Pergunto-me: já se pode reconhecer que a vacinação de professores em prioridade foi uma cedência política a interesses corporativos, sem qualquer sustentabilidade em critérios de saúde pública? Talvez não seja aconselhável dizê-lo, para não agitar um debate público que se tornou irracional e crispado. Mas é a verdade. E a testagem massiva nas escolas, nas últimas semanas, traçou o retrato que faltava: as escolas são espaços onde há pouco contágio de Covid-19. Nos dados mais recentes, divulgados esta semana, os testes detectaram 340 casos em 225 mil testes — ou seja, uma percentagem de positivos de 0,15% (um valor irrisório). Há 15 dias, a percentagem de positivos foi de 0,1% (125 casos em 110 mil testes). Era este o risco que justificava a vacinação de quase 200 mil professores, à frente de indivíduos de 70 anos ou, por exemplo, de quem trabalha nas caixas de supermercado?

Não vale a pena alegar que os resultados destes testes rápidos nas escolas constituem uma surpresa. Não constituem. Há meses que as evidências falavam por si: as escolas são espaços relativamente seguros onde, se cumpridas as regras sanitárias, o contágio era improvável, sobretudo nos primeiros anos de escolaridade. Repare-se que isto havia sido reconhecido, incluindo em reuniões do Infarmed. Tal como durante semanas havia sido sublinhado que o risco de manter escolas abertas (nos períodos mais críticos da pandemia) tinha mais a ver com o que se passava fora das escolas (maior circulação de pessoas) do que dentro das escolas (salas-de-aula). Mas tudo isso foi esquecido, convenientemente, na 25ª hora da definição dos grupos prioritários para a vacinação — para incluir os professores nos grupos de risco.
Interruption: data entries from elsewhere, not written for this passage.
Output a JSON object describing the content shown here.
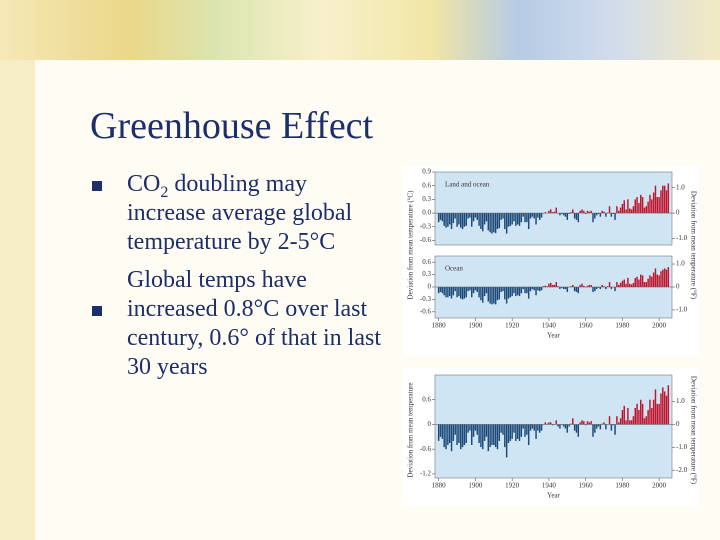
{
  "title": "Greenhouse Effect",
  "bullets": [
    {
      "before": "CO",
      "subscript": "2",
      "after": " doubling may increase average global temperature by 2-5°C"
    },
    {
      "before": "Global temps have increased 0.8°C over last century, 0.6° of that in last 30 years"
    }
  ],
  "chart_data": [
    {
      "type": "bar",
      "label": "Land and ocean",
      "ylabel": "Deviation from mean temperature (°C)",
      "y2label": "Deviation from mean temperature (°F)",
      "pos_color": "#c0142b",
      "neg_color": "#1d4a78",
      "xlim": [
        1878,
        2007
      ],
      "ylim": [
        -0.7,
        0.9
      ],
      "y2lim": [
        -1.26,
        1.62
      ],
      "yticks": [
        0.9,
        0.6,
        0.3,
        {
          "value": 0,
          "label": "0.0"
        },
        -0.3,
        -0.6
      ],
      "y2ticks": [
        {
          "value": 1,
          "label": "1.0"
        },
        0,
        {
          "value": -1,
          "label": "-1.0"
        }
      ],
      "x": [
        1880,
        1881,
        1882,
        1883,
        1884,
        1885,
        1886,
        1887,
        1888,
        1889,
        1890,
        1891,
        1892,
        1893,
        1894,
        1895,
        1896,
        1897,
        1898,
        1899,
        1900,
        1901,
        1902,
        1903,
        1904,
        1905,
        1906,
        1907,
        1908,
        1909,
        1910,
        1911,
        1912,
        1913,
        1914,
        1915,
        1916,
        1917,
        1918,
        1919,
        1920,
        1921,
        1922,
        1923,
        1924,
        1925,
        1926,
        1927,
        1928,
        1929,
        1930,
        1931,
        1932,
        1933,
        1934,
        1935,
        1936,
        1937,
        1938,
        1939,
        1940,
        1941,
        1942,
        1943,
        1944,
        1945,
        1946,
        1947,
        1948,
        1949,
        1950,
        1951,
        1952,
        1953,
        1954,
        1955,
        1956,
        1957,
        1958,
        1959,
        1960,
        1961,
        1962,
        1963,
        1964,
        1965,
        1966,
        1967,
        1968,
        1969,
        1970,
        1971,
        1972,
        1973,
        1974,
        1975,
        1976,
        1977,
        1978,
        1979,
        1980,
        1981,
        1982,
        1983,
        1984,
        1985,
        1986,
        1987,
        1988,
        1989,
        1990,
        1991,
        1992,
        1993,
        1994,
        1995,
        1996,
        1997,
        1998,
        1999,
        2000,
        2001,
        2002,
        2003,
        2004,
        2005
      ],
      "values": [
        -0.2,
        -0.15,
        -0.18,
        -0.28,
        -0.32,
        -0.3,
        -0.25,
        -0.35,
        -0.22,
        -0.12,
        -0.3,
        -0.25,
        -0.32,
        -0.35,
        -0.3,
        -0.28,
        -0.12,
        -0.1,
        -0.3,
        -0.18,
        -0.1,
        -0.15,
        -0.28,
        -0.35,
        -0.4,
        -0.25,
        -0.18,
        -0.38,
        -0.42,
        -0.45,
        -0.42,
        -0.44,
        -0.35,
        -0.33,
        -0.15,
        -0.12,
        -0.35,
        -0.45,
        -0.3,
        -0.28,
        -0.25,
        -0.18,
        -0.28,
        -0.25,
        -0.28,
        -0.2,
        -0.08,
        -0.2,
        -0.2,
        -0.35,
        -0.12,
        -0.08,
        -0.12,
        -0.25,
        -0.1,
        -0.15,
        -0.1,
        0.0,
        0.02,
        0.0,
        0.05,
        0.08,
        0.02,
        0.03,
        0.12,
        0.0,
        -0.05,
        -0.02,
        -0.05,
        -0.08,
        -0.15,
        -0.02,
        0.02,
        0.08,
        -0.12,
        -0.15,
        -0.2,
        0.05,
        0.08,
        0.05,
        -0.02,
        0.05,
        0.03,
        0.05,
        -0.2,
        -0.12,
        -0.05,
        -0.02,
        -0.08,
        0.05,
        0.03,
        -0.08,
        0.01,
        0.15,
        -0.08,
        -0.02,
        -0.15,
        0.15,
        0.05,
        0.12,
        0.2,
        0.28,
        0.08,
        0.3,
        0.1,
        0.08,
        0.15,
        0.3,
        0.35,
        0.22,
        0.4,
        0.35,
        0.12,
        0.15,
        0.25,
        0.4,
        0.3,
        0.45,
        0.6,
        0.35,
        0.35,
        0.5,
        0.6,
        0.6,
        0.5,
        0.65
      ]
    },
    {
      "type": "bar",
      "label": "Ocean",
      "xlabel": "Year",
      "pos_color": "#c0142b",
      "neg_color": "#1d4a78",
      "xlim": [
        1878,
        2007
      ],
      "ylim": [
        -0.75,
        0.75
      ],
      "y2lim": [
        -1.35,
        1.35
      ],
      "xticks": [
        1880,
        1900,
        1920,
        1940,
        1960,
        1980,
        2000
      ],
      "yticks": [
        0.6,
        0.3,
        0,
        -0.3,
        -0.6
      ],
      "y2ticks": [
        {
          "value": 1,
          "label": "1.0"
        },
        0,
        {
          "value": -1,
          "label": "-1.0"
        }
      ],
      "x": [
        1880,
        1881,
        1882,
        1883,
        1884,
        1885,
        1886,
        1887,
        1888,
        1889,
        1890,
        1891,
        1892,
        1893,
        1894,
        1895,
        1896,
        1897,
        1898,
        1899,
        1900,
        1901,
        1902,
        1903,
        1904,
        1905,
        1906,
        1907,
        1908,
        1909,
        1910,
        1911,
        1912,
        1913,
        1914,
        1915,
        1916,
        1917,
        1918,
        1919,
        1920,
        1921,
        1922,
        1923,
        1924,
        1925,
        1926,
        1927,
        1928,
        1929,
        1930,
        1931,
        1932,
        1933,
        1934,
        1935,
        1936,
        1937,
        1938,
        1939,
        1940,
        1941,
        1942,
        1943,
        1944,
        1945,
        1946,
        1947,
        1948,
        1949,
        1950,
        1951,
        1952,
        1953,
        1954,
        1955,
        1956,
        1957,
        1958,
        1959,
        1960,
        1961,
        1962,
        1963,
        1964,
        1965,
        1966,
        1967,
        1968,
        1969,
        1970,
        1971,
        1972,
        1973,
        1974,
        1975,
        1976,
        1977,
        1978,
        1979,
        1980,
        1981,
        1982,
        1983,
        1984,
        1985,
        1986,
        1987,
        1988,
        1989,
        1990,
        1991,
        1992,
        1993,
        1994,
        1995,
        1996,
        1997,
        1998,
        1999,
        2000,
        2001,
        2002,
        2003,
        2004,
        2005
      ],
      "values": [
        -0.15,
        -0.12,
        -0.15,
        -0.2,
        -0.25,
        -0.25,
        -0.22,
        -0.28,
        -0.2,
        -0.1,
        -0.25,
        -0.22,
        -0.28,
        -0.3,
        -0.28,
        -0.25,
        -0.1,
        -0.08,
        -0.25,
        -0.15,
        -0.08,
        -0.12,
        -0.25,
        -0.32,
        -0.38,
        -0.22,
        -0.15,
        -0.35,
        -0.4,
        -0.42,
        -0.4,
        -0.42,
        -0.32,
        -0.3,
        -0.12,
        -0.1,
        -0.3,
        -0.4,
        -0.28,
        -0.25,
        -0.22,
        -0.15,
        -0.22,
        -0.2,
        -0.22,
        -0.15,
        -0.05,
        -0.15,
        -0.15,
        -0.28,
        -0.1,
        -0.05,
        -0.08,
        -0.2,
        -0.08,
        -0.1,
        -0.08,
        0.02,
        0.03,
        0.02,
        0.08,
        0.1,
        0.05,
        0.05,
        0.12,
        0.02,
        -0.05,
        -0.02,
        -0.05,
        -0.05,
        -0.12,
        0.0,
        0.02,
        0.05,
        -0.1,
        -0.12,
        -0.15,
        0.05,
        0.08,
        0.03,
        0.0,
        0.03,
        0.05,
        0.05,
        -0.12,
        -0.1,
        -0.05,
        -0.02,
        -0.05,
        0.05,
        0.02,
        -0.05,
        0.02,
        0.12,
        -0.05,
        0.0,
        -0.1,
        0.12,
        0.05,
        0.1,
        0.15,
        0.18,
        0.08,
        0.22,
        0.08,
        0.06,
        0.1,
        0.22,
        0.25,
        0.18,
        0.3,
        0.28,
        0.12,
        0.12,
        0.2,
        0.28,
        0.25,
        0.35,
        0.45,
        0.3,
        0.28,
        0.38,
        0.42,
        0.45,
        0.42,
        0.48
      ]
    },
    {
      "type": "bar",
      "xlabel": "Year",
      "ylabel": "Deviation from mean temperature",
      "y2label": "Deviation from mean temperature (°F)",
      "pos_color": "#c0142b",
      "neg_color": "#1d4a78",
      "xlim": [
        1878,
        2007
      ],
      "ylim": [
        -1.3,
        1.2
      ],
      "y2lim": [
        -2.34,
        2.16
      ],
      "xticks": [
        1880,
        1900,
        1920,
        1940,
        1960,
        1980,
        2000
      ],
      "yticks": [
        0.6,
        0,
        -0.6,
        -1.2
      ],
      "y2ticks": [
        {
          "value": 1,
          "label": "1.0"
        },
        0,
        {
          "value": -1,
          "label": "-1.0"
        },
        {
          "value": -2,
          "label": "-2.0"
        }
      ],
      "x": [
        1880,
        1881,
        1882,
        1883,
        1884,
        1885,
        1886,
        1887,
        1888,
        1889,
        1890,
        1891,
        1892,
        1893,
        1894,
        1895,
        1896,
        1897,
        1898,
        1899,
        1900,
        1901,
        1902,
        1903,
        1904,
        1905,
        1906,
        1907,
        1908,
        1909,
        1910,
        1911,
        1912,
        1913,
        1914,
        1915,
        1916,
        1917,
        1918,
        1919,
        1920,
        1921,
        1922,
        1923,
        1924,
        1925,
        1926,
        1927,
        1928,
        1929,
        1930,
        1931,
        1932,
        1933,
        1934,
        1935,
        1936,
        1937,
        1938,
        1939,
        1940,
        1941,
        1942,
        1943,
        1944,
        1945,
        1946,
        1947,
        1948,
        1949,
        1950,
        1951,
        1952,
        1953,
        1954,
        1955,
        1956,
        1957,
        1958,
        1959,
        1960,
        1961,
        1962,
        1963,
        1964,
        1965,
        1966,
        1967,
        1968,
        1969,
        1970,
        1971,
        1972,
        1973,
        1974,
        1975,
        1976,
        1977,
        1978,
        1979,
        1980,
        1981,
        1982,
        1983,
        1984,
        1985,
        1986,
        1987,
        1988,
        1989,
        1990,
        1991,
        1992,
        1993,
        1994,
        1995,
        1996,
        1997,
        1998,
        1999,
        2000,
        2001,
        2002,
        2003,
        2004,
        2005
      ],
      "values": [
        -0.4,
        -0.3,
        -0.35,
        -0.55,
        -0.6,
        -0.5,
        -0.45,
        -0.65,
        -0.4,
        -0.25,
        -0.5,
        -0.45,
        -0.6,
        -0.55,
        -0.5,
        -0.45,
        -0.2,
        -0.15,
        -0.5,
        -0.3,
        -0.15,
        -0.25,
        -0.45,
        -0.55,
        -0.6,
        -0.4,
        -0.3,
        -0.65,
        -0.55,
        -0.5,
        -0.5,
        -0.55,
        -0.6,
        -0.4,
        -0.2,
        -0.25,
        -0.55,
        -0.8,
        -0.45,
        -0.4,
        -0.35,
        -0.2,
        -0.4,
        -0.35,
        -0.4,
        -0.3,
        -0.1,
        -0.3,
        -0.25,
        -0.5,
        -0.15,
        -0.1,
        -0.15,
        -0.35,
        -0.15,
        -0.2,
        -0.15,
        0.0,
        0.05,
        0.02,
        0.05,
        0.05,
        -0.02,
        0.0,
        0.1,
        -0.05,
        -0.1,
        0.0,
        -0.05,
        -0.1,
        -0.2,
        -0.05,
        0.02,
        0.15,
        -0.15,
        -0.2,
        -0.3,
        0.05,
        0.1,
        0.08,
        -0.02,
        0.08,
        0.05,
        0.08,
        -0.3,
        -0.2,
        -0.1,
        -0.05,
        -0.12,
        0.02,
        0.05,
        -0.12,
        0.0,
        0.2,
        -0.15,
        -0.02,
        -0.25,
        0.2,
        0.05,
        0.15,
        0.35,
        0.45,
        0.1,
        0.4,
        0.1,
        0.1,
        0.2,
        0.4,
        0.5,
        0.35,
        0.6,
        0.5,
        0.15,
        0.2,
        0.35,
        0.6,
        0.4,
        0.6,
        0.85,
        0.5,
        0.5,
        0.75,
        0.9,
        0.8,
        0.7,
        0.95
      ]
    }
  ]
}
Um país que se queira levar a sério tem de se interrogar sobre esta opção política — repito: política, porque não foi um critério de saúde pública. A mortalidade por Covid-19, em Portugal, está concentrada em 96% nas faixas etárias a partir de 60 anos, pelo que o razoável seria a vacinação seguir o critério de idade (aquele que, aliás, vigora nesta fase). Então, como explicar que professores saudáveis de 30, 40 ou 50 anos fossem vacinados em prioridade, à frente de cidadãos com 70 anos? E como explicar que os grupos de risco incluíssem os professores, mas não quem lida diariamente com milhares de desconhecidos (nos supermercados, no entendimento ao público, nos transportes)?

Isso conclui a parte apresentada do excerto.